SAN DIEGO—Dopamine transporter (DAT) scans may identify prodromal Parkinson’s disease in patients with REM sleep behavior disorder (RBD), according to research presented at the 19th International Congress of Parkinson’s Disease and Movement Disorders. Among a cohort of patients with RBD, about half had DAT deficits. Follow-up of this cohort may help researchers understand prodromal Parkinson’s disease biomarkers for subjects with RBD.
Previous studies have shown that people with nonmotor symptoms of Parkinson’s disease, such as olfactory impairment, and DAT deficit have a high risk of the disease. Studies also have shown that RBD is a risk factor for synucleinopathies, including Parkinson’s disease and multiple system atrophy. The Parkinson’s Progression Markers Initiative (PPMI) RBD Investigators in New Haven, Connecticut, worked with sleep centers to recruit patients with polysomnograms from recent sleep studies who had evidence of RBD. A central reading laboratory assessed those patients for RBD as determined by REM sleep without atonia using the Montplaisir 2010 or Frauscher 2012 criteria. The PPMI imaging core laboratory assessed patients for DAT deficit, compared with healthy subjects, using standardized visual and quantitative outcomes.
Researchers recruited 108 subjects with evidence of RBD. Ninety of the subjects (83%) met evidence of RBD as assessed by the central reading laboratory. DaTscan imaging was completed on 70 subjects (65%). Thirty-six of those participants (51%) had DAT deficit.

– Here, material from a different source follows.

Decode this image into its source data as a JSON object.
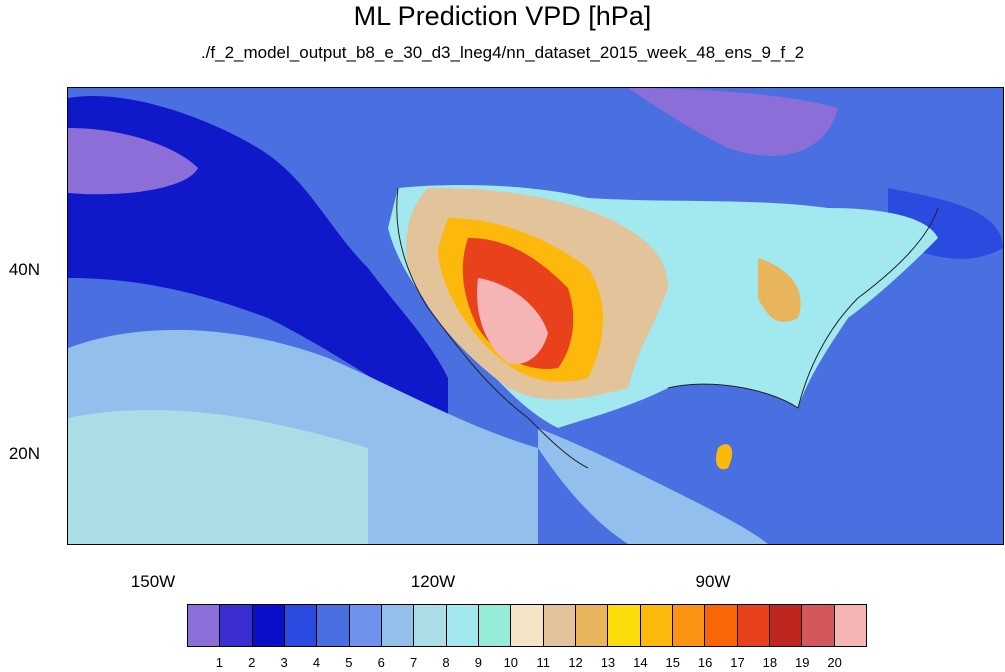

“Long-term studies have now definitively shown that most patients with idiopathic RBD are in fact in early (prodromal) stages of neurodegenerative disease,” said Ron Postuma, MD, Associate Professor at Montreal General Hospital. “This study shows that this prodromal status can be demonstrated with DAT scanning. It will be extremely interesting to watch how these patients evolve over time, both to see how the DAT deficit progresses, and how strongly it can predict when a patient with prodromal disease converts to full clinical disease.”